A private company can establish their own inspection routines and can contract out to producers. Those who follow their strict guidelines would be given rights to use their seal of approval. Customers then would be able to choose either to go with the companies who use the third-party inspections, knowing that the food has been inspected thoroughly, or can trust the FDA inspections at their own choice. This would allow the market to determine if consumers want to pay the extra for food which has been inspected more of if they're happy with the existing FDA inspections.
Regulators wrestle over how to ensure safe salad
CNNSALINAS, California -- Government regulators did not act on calls for stepped-up inspections of leafy greens after last year's deadly E. coli spinach outbreak, leaving the safety of America's salads to a patchwork of largely unenforceable rules and the industry itself, an Associated Press investigation has found.
The regulations governing farms in the central California region known as the nation's "Salad Bowl" remain much as they were when bacteria from a cattle ranch infected spinach that killed three people and sicked more than 200.
AP's review of data obtained through the Freedom of Information Act found that federal officials inspect companies growing and processing salad greens an average of once every 3.9 years.

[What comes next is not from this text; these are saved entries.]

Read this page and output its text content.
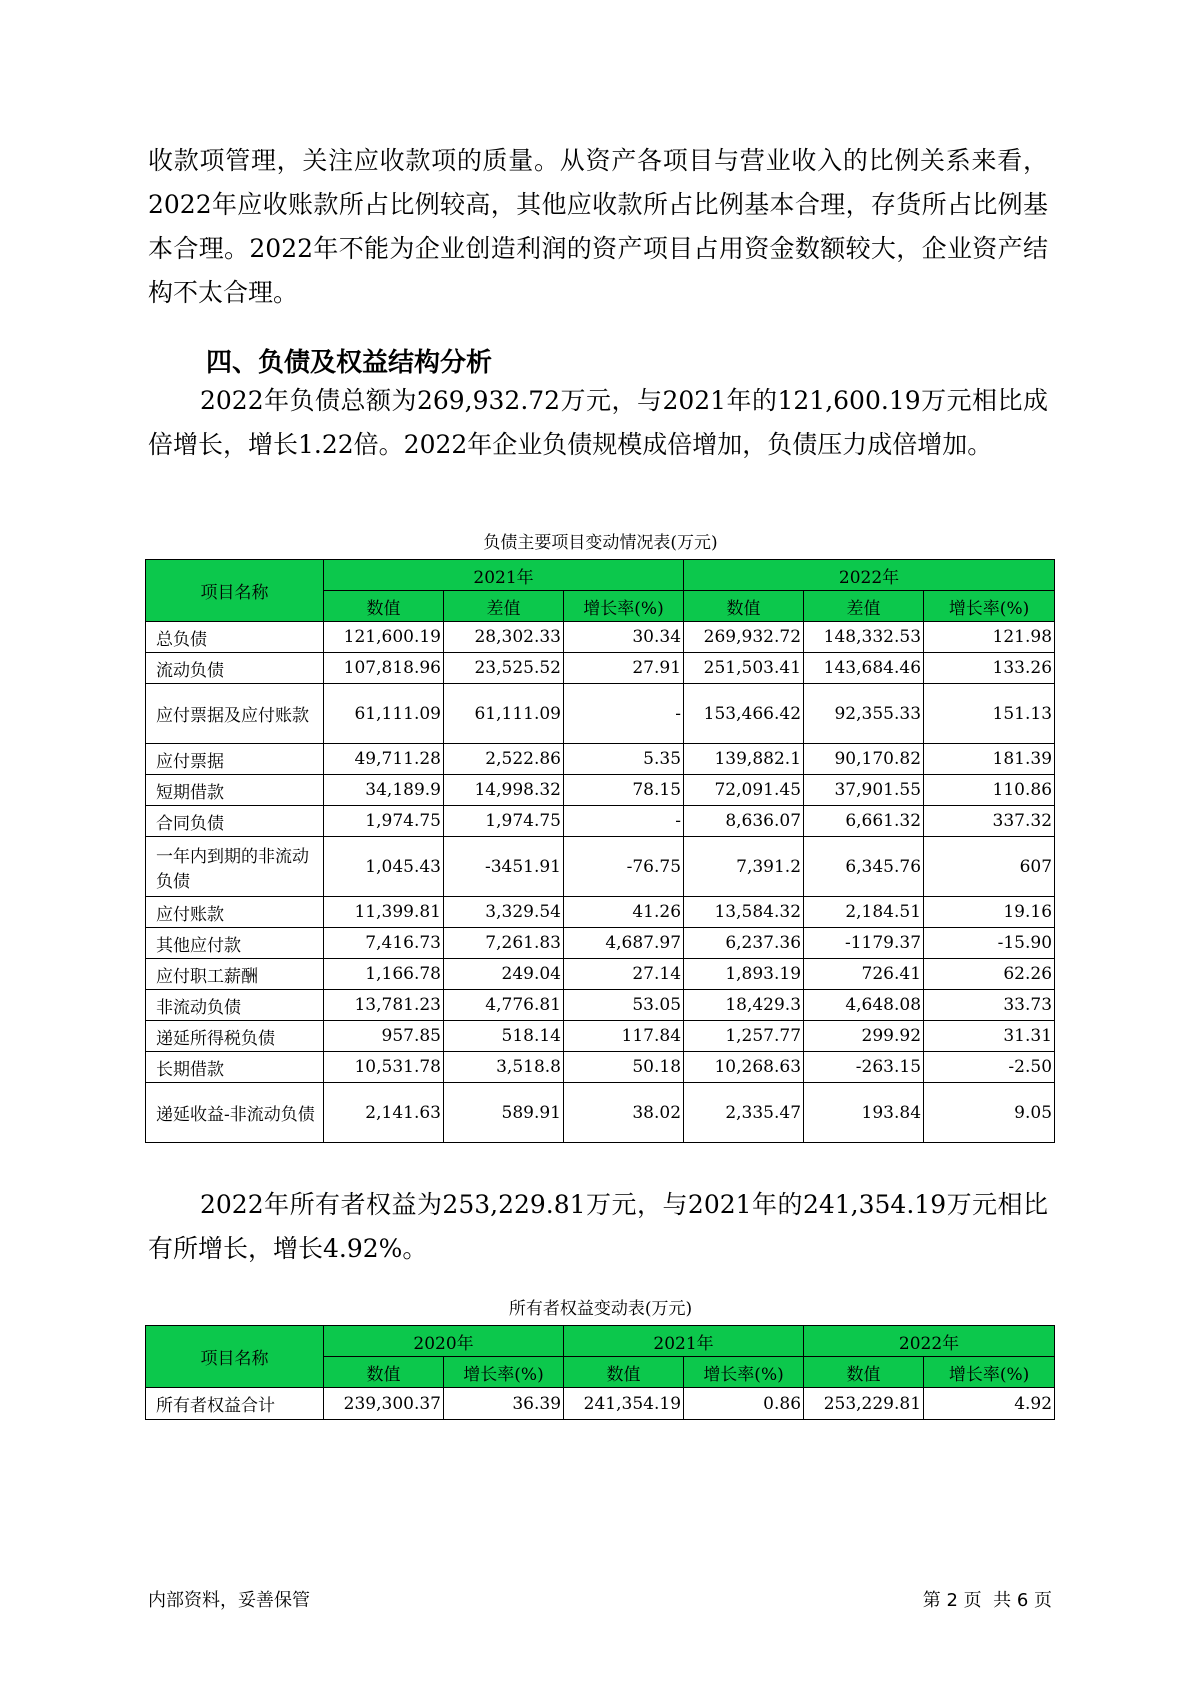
收款项管理，关注应收款项的质量。从资产各项目与营业收入的比例关系来看，2022年应收账款所占比例较高，其他应收款所占比例基本合理，存货所占比例基本合理。2022年不能为企业创造利润的资产项目占用资金数额较大，企业资产结构不太合理。

四、负债及权益结构分析

2022年负债总额为269,932.72万元，与2021年的121,600.19万元相比成倍增长，增长1.22倍。2022年企业负债规模成倍增加，负债压力成倍增加。

负债主要项目变动情况表(万元)
项目名称	2021年			2022年		
	数值	差值	增长率(%)	数值	差值	增长率(%)
总负债	121,600.19	28,302.33	30.34	269,932.72	148,332.53	121.98
流动负债	107,818.96	23,525.52	27.91	251,503.41	143,684.46	133.26
应付票据及应付账款	61,111.09	61,111.09	-	153,466.42	92,355.33	151.13
应付票据	49,711.28	2,522.86	5.35	139,882.1	90,170.82	181.39
短期借款	34,189.9	14,998.32	78.15	72,091.45	37,901.55	110.86
合同负债	1,974.75	1,974.75	-	8,636.07	6,661.32	337.32
一年内到期的非流动负债	1,045.43	-3451.91	-76.75	7,391.2	6,345.76	607
应付账款	11,399.81	3,329.54	41.26	13,584.32	2,184.51	19.16
其他应付款	7,416.73	7,261.83	4,687.97	6,237.36	-1179.37	-15.90
应付职工薪酬	1,166.78	249.04	27.14	1,893.19	726.41	62.26
非流动负债	13,781.23	4,776.81	53.05	18,429.3	4,648.08	33.73
递延所得税负债	957.85	518.14	117.84	1,257.77	299.92	31.31
长期借款	10,531.78	3,518.8	50.18	10,268.63	-263.15	-2.50
递延收益-非流动负债	2,141.63	589.91	38.02	2,335.47	193.84	9.05

2022年所有者权益为253,229.81万元，与2021年的241,354.19万元相比有所增长，增长4.92%。

所有者权益变动表(万元)
项目名称	2020年		2021年		2022年	
	数值	增长率(%)	数值	增长率(%)	数值	增长率(%)
所有者权益合计	239,300.37	36.39	241,354.19	0.86	253,229.81	4.92
内部资料，妥善保管	第 2 页  共 6 页
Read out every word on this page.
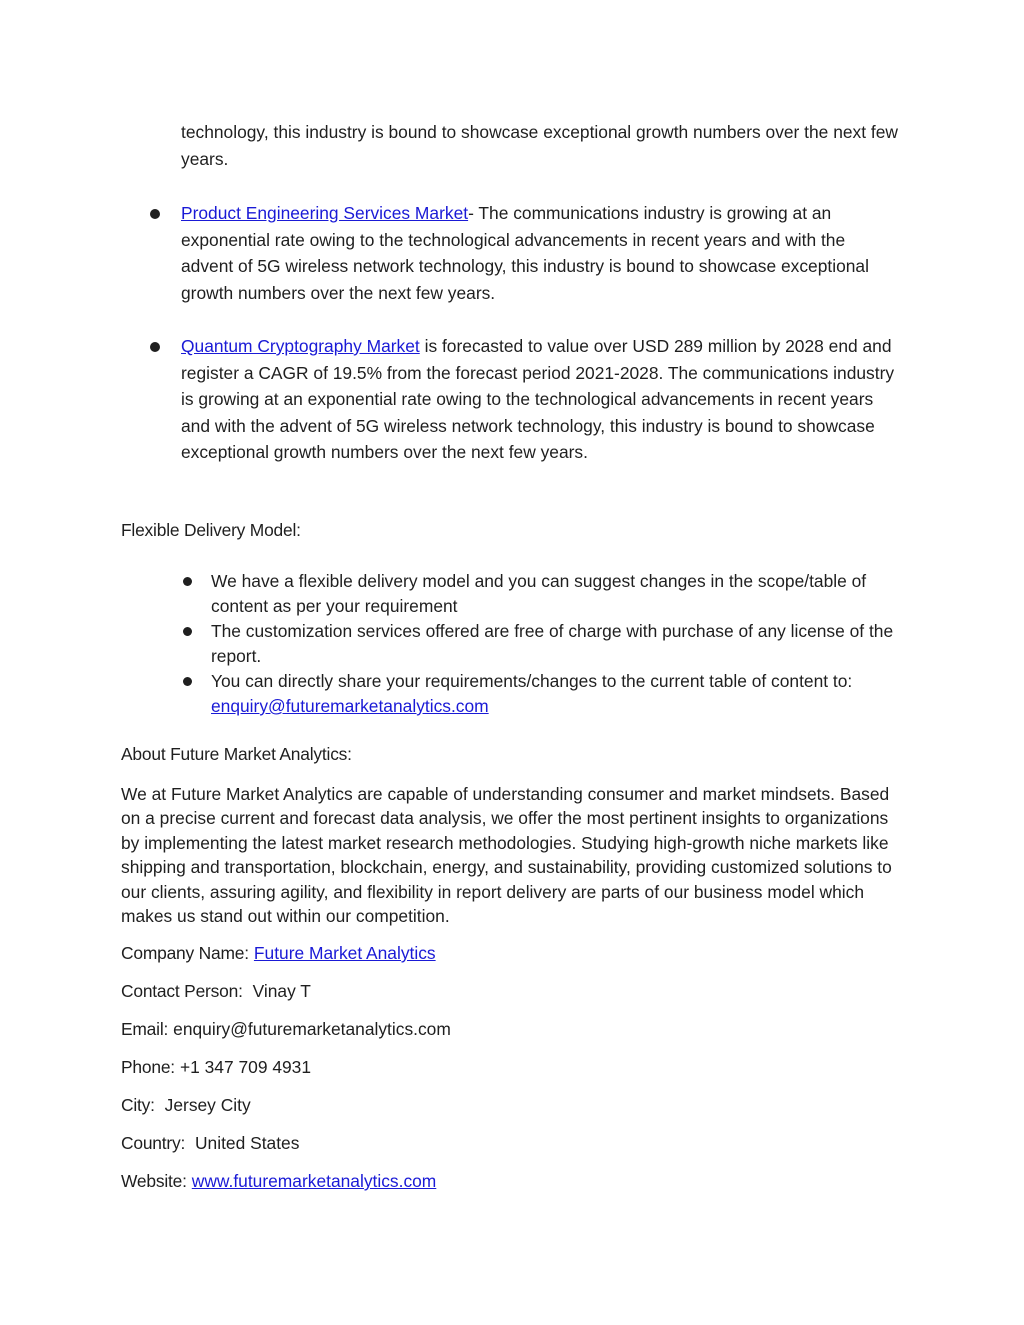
technology, this industry is bound to showcase exceptional growth numbers over the next few years.
Product Engineering Services Market- The communications industry is growing at an exponential rate owing to the technological advancements in recent years and with the advent of 5G wireless network technology, this industry is bound to showcase exceptional growth numbers over the next few years.
Quantum Cryptography Market is forecasted to value over USD 289 million by 2028 end and register a CAGR of 19.5% from the forecast period 2021-2028. The communications industry is growing at an exponential rate owing to the technological advancements in recent years and with the advent of 5G wireless network technology, this industry is bound to showcase exceptional growth numbers over the next few years.
Flexible Delivery Model:
We have a flexible delivery model and you can suggest changes in the scope/table of content as per your requirement
The customization services offered are free of charge with purchase of any license of the report.
You can directly share your requirements/changes to the current table of content to: enquiry@futuremarketanalytics.com
About Future Market Analytics:
We at Future Market Analytics are capable of understanding consumer and market mindsets. Based on a precise current and forecast data analysis, we offer the most pertinent insights to organizations by implementing the latest market research methodologies. Studying high-growth niche markets like shipping and transportation, blockchain, energy, and sustainability, providing customized solutions to our clients, assuring agility, and flexibility in report delivery are parts of our business model which makes us stand out within our competition.
Company Name: Future Market Analytics
Contact Person:  Vinay T
Email: enquiry@futuremarketanalytics.com
Phone: +1 347 709 4931
City:  Jersey City
Country:  United States
Website: www.futuremarketanalytics.com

Some proposals in Congress would require such inspections at least four times a year.
In California, which grows three-quarters of the nation's greens, processors created a new inspection system with voluntary guidelines. The system did not detect bagged spinach tainted with salmonella that reached grocery shelves last month.
Despite widespread calls for spot-testing of processing plants handling leafy greens after last year's E. coli outbreak, California public health inspectors have not been given the authority to conduct such tests, so none have been done, the AP review found.